Imagine we are training a stop sign detector. In this particular case we choose to use only LISA-TS Extension as our data source, but the steps generalize, if we wanted to combine with LISA-TS Original.

First step is to find the stop sign images and generate a training dataset and a testing dataset for tuning our detector (since we do not have access to the annotations for LISA-TS training, we cannot use that – it is only for evaluating the final results):

$ python filterAnnotationFile.py -f stop -p stop 80 allTrainingAnnotations.csv

This will find all stop sign annotations, split them up in two files with 80% in one and 20% in the other, and save the spilt with the prefix “stop”. On Linux we can verify this:

$ wc -l stop-split*
   946 stop-split1.csv
   237 stop-split2.csv
  1183 total

Next, we extract our traning images:

$ python extractAnnotations.py crop stop-split1.csv 
None
['Filename', 'Annotation tag', 'Upper left corner X', 'Upper left corner Y', 'Lower right corner X', 'Lower right corner Y', 'Origin file', 'Origin frame number', 'Origin track', 'Origin track frame number\n']
[]
annotations/0_stop_1399493548.avi_image0.png
annotations/1_stop_1399493548.avi_image1.png
annotations/2_stop_1399493548.avi_image2.png
annotations/3_stop_1399493548.avi_image3.png
[... snip ...]
annotations/941_stop_1405372330.avi_image3.png
annotations/942_stop_1405372399.avi_image0.png
annotations/943_stop_1405372399.avi_image1.png
annotations/944_stop_1405372399.avi_image3.png
Done.

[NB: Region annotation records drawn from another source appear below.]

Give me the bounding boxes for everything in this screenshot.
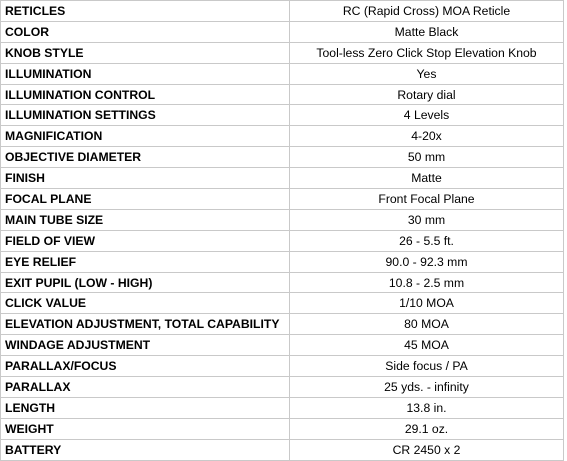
spec-label-elevation-adjustment: ELEVATION ADJUSTMENT, TOTAL CAPABILITY	[1, 314, 290, 335]
spec-row	[1, 251, 564, 272]
spec-label-field-of-view: FIELD OF VIEW	[1, 230, 290, 251]
spec-value-weight: 29.1 oz.	[290, 418, 564, 439]
spec-label-click-value: CLICK VALUE	[1, 293, 290, 314]
spec-value-magnification: 4-20x	[290, 126, 564, 147]
spec-row	[1, 209, 564, 230]
spec-label-color: COLOR	[1, 21, 290, 42]
spec-row	[1, 230, 564, 251]
spec-table-body	[1, 1, 564, 461]
spec-row	[1, 377, 564, 398]
spec-value-click-value: 1/10 MOA	[290, 293, 564, 314]
spec-label-main-tube-size: MAIN TUBE SIZE	[1, 209, 290, 230]
spec-value-reticles: RC (Rapid Cross) MOA Reticle	[290, 1, 564, 22]
spec-row	[1, 314, 564, 335]
spec-row	[1, 105, 564, 126]
spec-row	[1, 63, 564, 84]
spec-row	[1, 21, 564, 42]
spec-label-reticles: RETICLES	[1, 1, 290, 22]
spec-label-focal-plane: FOCAL PLANE	[1, 189, 290, 210]
spec-row	[1, 272, 564, 293]
spec-label-knob-style: KNOB STYLE	[1, 42, 290, 63]
spec-row	[1, 356, 564, 377]
spec-label-finish: FINISH	[1, 168, 290, 189]
spec-label-weight: WEIGHT	[1, 418, 290, 439]
spec-value-eye-relief: 90.0 - 92.3 mm	[290, 251, 564, 272]
spec-row	[1, 84, 564, 105]
spec-value-objective-diameter: 50 mm	[290, 147, 564, 168]
spec-value-illumination: Yes	[290, 63, 564, 84]
spec-value-focal-plane: Front Focal Plane	[290, 189, 564, 210]
spec-row	[1, 397, 564, 418]
spec-value-exit-pupil: 10.8 - 2.5 mm	[290, 272, 564, 293]
spec-row	[1, 1, 564, 22]
spec-value-length: 13.8 in.	[290, 397, 564, 418]
spec-value-elevation-adjustment: 80 MOA	[290, 314, 564, 335]
spec-row	[1, 335, 564, 356]
spec-label-exit-pupil: EXIT PUPIL (LOW - HIGH)	[1, 272, 290, 293]
spec-value-parallax: 25 yds. - infinity	[290, 377, 564, 398]
spec-row	[1, 168, 564, 189]
spec-value-field-of-view: 26 - 5.5 ft.	[290, 230, 564, 251]
spec-row	[1, 439, 564, 460]
spec-row	[1, 126, 564, 147]
spec-label-windage-adjustment: WINDAGE ADJUSTMENT	[1, 335, 290, 356]
spec-label-battery: BATTERY	[1, 439, 290, 460]
spec-label-length: LENGTH	[1, 397, 290, 418]
spec-label-magnification: MAGNIFICATION	[1, 126, 290, 147]
spec-value-battery: CR 2450 x 2	[290, 439, 564, 460]
spec-value-windage-adjustment: 45 MOA	[290, 335, 564, 356]
spec-label-illumination: ILLUMINATION	[1, 63, 290, 84]
spec-value-illumination-settings: 4 Levels	[290, 105, 564, 126]
spec-row	[1, 293, 564, 314]
spec-row	[1, 189, 564, 210]
spec-value-finish: Matte	[290, 168, 564, 189]
spec-value-knob-style: Tool-less Zero Click Stop Elevation Knob	[290, 42, 564, 63]
spec-row	[1, 418, 564, 439]
spec-value-illumination-control: Rotary dial	[290, 84, 564, 105]
spec-label-illumination-control: ILLUMINATION CONTROL	[1, 84, 290, 105]
spec-value-color: Matte Black	[290, 21, 564, 42]
spec-label-objective-diameter: OBJECTIVE DIAMETER	[1, 147, 290, 168]
spec-label-eye-relief: EYE RELIEF	[1, 251, 290, 272]
spec-value-parallax-focus: Side focus / PA	[290, 356, 564, 377]
spec-row	[1, 147, 564, 168]
spec-label-parallax: PARALLAX	[1, 377, 290, 398]
spec-row	[1, 42, 564, 63]
spec-label-illumination-settings: ILLUMINATION SETTINGS	[1, 105, 290, 126]
spec-label-parallax-focus: PARALLAX/FOCUS	[1, 356, 290, 377]
spec-value-main-tube-size: 30 mm	[290, 209, 564, 230]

Processed 946 annotations.

This will produce a folder called annotations with a lot of cropped stop signs in it.

Now we train our detector and test it on the remaining 20% of our data (the test images can be conveniently found using extractAnnotations.py copy stop-split2.csv). We have made it output results as specified above, so now we can test it against the ground truth:

$ python evaluateDetections.py results.csv stop-split2.csv 
------
Number of annotations:	236
------
Testing with a Pascal overlap measure of: 0.50
True positives:		212
False positives:	512
False negatives (miss):	24
------
Precision:		0.2928
Recall:			0.8983

Well, recall looks not too bad, but the precision could be better. We adjust some thresholds and run two more times, to see how our system performs at different settings. Now we can make a PR curve:

$ python generatePRC.py -d results1.csv results2.csv results3.csv -gt stop-split2.csv -o
Warning: Not the same number of legend entries as curves. Using generic names.
70.5424949524

We see that we have an AUC of 70.5% with this detector. The PR curve looks like this:

prcPlotIf we want to get rid of the warning in the output above, we can add a -l to give a proper legend. And while we’re at it, we add -t to give a proper title. Finally, we can also plot two or more detectors together by adding another -d:

$ python ~/phd/code/annotationTools/generatePRC.py -d results1.csv results2.csv results3.csv -d otherResults1.csv otherResults2.csv otherResults3.csv otherResults4.csv -gt stop-split2.csv -t "PR curve for stop sign detection" -l "My new great detector" "Another detector" -o

If we had time, we could generate even more result files for each detector, and the curves would look much nicer.

Sample files for the above examples can be downloaded here: sampleResults.

References

[1] Davis, Jesse, and Mark Goadrich. “The relationship between Precision-Recall and ROC curves.” Proceedings of the 23rd international conference on Machine learning. ACM, 2006.